Im zweiten Lehrjahr wurde ich selbstbewusster und habe mich auch mal getraut, den Mund aufzumachen. Der Chef des Hauses konnte mich immer besser leiden, weil ihm meine Art gefiel. Mit den Kollegen kam ich gut klar, weil meistens ich es war, die für die Belegschaft den Mund aufmachte. Eine Kollegin hatte ihren Meister gemacht und meinte nun, auch für uns als Ausbilderin zuständig zu sein. Mit ihr bin ich sehr schnell zusammengerutscht, als ich ihr klar machte, dass sie für mich keine offizielle Ausbilderin war! Ein Ereignis muss ich hier kurz schildern: Wir Azubis gingen zusammen zum Mittagstisch und haben dabei rumgealbert. Diese eine Person, die mich nicht mochte, saß schon am Tisch und sagte dann total aggressiv zu mir: „Halt dein Maul! Halt dein verdammtes Maul!“ Alle hatten das mitbekommen. Ich habe ihr natürlich Contra gegeben. Mit dieser Person gab es echt total viel Zoff. Wegen ihr wurde ich dann auch nicht übernommen und musste gehen.

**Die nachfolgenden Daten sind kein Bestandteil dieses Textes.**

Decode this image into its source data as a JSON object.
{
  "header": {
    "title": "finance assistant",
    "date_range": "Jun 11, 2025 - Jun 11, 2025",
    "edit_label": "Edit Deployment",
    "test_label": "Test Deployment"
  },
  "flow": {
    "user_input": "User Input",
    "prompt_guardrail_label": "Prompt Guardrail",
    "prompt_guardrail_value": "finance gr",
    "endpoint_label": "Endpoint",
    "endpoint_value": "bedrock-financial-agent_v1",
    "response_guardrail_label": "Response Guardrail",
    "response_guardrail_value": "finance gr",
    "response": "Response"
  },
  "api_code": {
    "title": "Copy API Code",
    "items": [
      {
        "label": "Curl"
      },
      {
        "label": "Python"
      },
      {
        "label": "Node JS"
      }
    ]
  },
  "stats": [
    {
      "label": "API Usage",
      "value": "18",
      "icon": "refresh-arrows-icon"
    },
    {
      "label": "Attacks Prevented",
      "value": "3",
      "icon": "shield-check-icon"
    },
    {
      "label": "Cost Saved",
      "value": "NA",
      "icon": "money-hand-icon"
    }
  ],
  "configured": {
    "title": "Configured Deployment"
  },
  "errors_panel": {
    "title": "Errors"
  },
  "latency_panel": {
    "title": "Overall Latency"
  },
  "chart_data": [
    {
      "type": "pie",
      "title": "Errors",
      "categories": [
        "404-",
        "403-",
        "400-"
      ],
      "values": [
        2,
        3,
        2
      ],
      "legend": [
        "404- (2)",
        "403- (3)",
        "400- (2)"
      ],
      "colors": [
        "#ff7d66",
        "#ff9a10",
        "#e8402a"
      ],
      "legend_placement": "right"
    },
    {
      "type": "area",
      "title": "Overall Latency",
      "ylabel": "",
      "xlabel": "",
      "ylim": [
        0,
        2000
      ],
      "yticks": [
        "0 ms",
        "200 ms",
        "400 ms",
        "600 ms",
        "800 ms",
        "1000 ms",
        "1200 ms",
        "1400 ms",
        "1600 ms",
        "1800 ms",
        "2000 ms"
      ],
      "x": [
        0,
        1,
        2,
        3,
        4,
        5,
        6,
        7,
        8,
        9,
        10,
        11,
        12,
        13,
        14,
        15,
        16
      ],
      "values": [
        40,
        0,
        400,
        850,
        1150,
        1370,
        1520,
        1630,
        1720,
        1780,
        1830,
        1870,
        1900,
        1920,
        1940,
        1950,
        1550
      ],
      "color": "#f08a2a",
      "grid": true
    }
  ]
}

Ich hatte schon meine Leute, die mich mochten. Andere aber kamen mit meiner ehrlichen Art nicht klar.

Besonders motiviert war ich, als ich erkannt habe, wie groß meine Perspektiven für die Zukunft sind. Ich kann ja im Großhaushalt (Altenheime, Kinderheime. Hotels) oder im Privathaushalt arbeiten. Ich hatte das Gefühl, eine gute Berufswahl getroffen zu haben. Weniger begeistert war ich, wenn ich mal wieder wochenlang jeden Tag acht Stunden nur Zimmer zu reinigen hatte. Ich dachte mir echt, ich bin doch keine Putzfrau!

Über diese Phasen half mir der Gedanke hinweg, dass ich ja auch wieder wochenweise in die Großküche durfte, und dass eben leider auch das Putzen zum Berufbild dazugehört. Meine Ausbilderin hat mich auch immer sehr gut motivieren können. Außerdem hatte ich neben der Ausbildung noch genug Zeit für mich.

Da die „Katholische Akademie“ ein Erwachsenenbildungwerk ist, hatten wir viele so genannte Studientage. Da kamen eben - je nach Thema - mal mehr, mal weniger Gäste, die von uns mit Brotzeit in den Pausen und Mittagessen im Speisesaal versorgt. Die beste Aufgabe war, als wir Azubis ganz allein (mit Unterstützung der Ausbilderinnen) einen Studientag zum Thema „Harry Potter“planen durften. Das Haus war gerammelt voll und wir übernahmen die Planung der Sitzplätze, die Speiseplangestaltung und die Planung des Mittagsservices: Dieselben Aufgaben wie im ersten Lehrjahr, aber  mit mehr Verantwortung.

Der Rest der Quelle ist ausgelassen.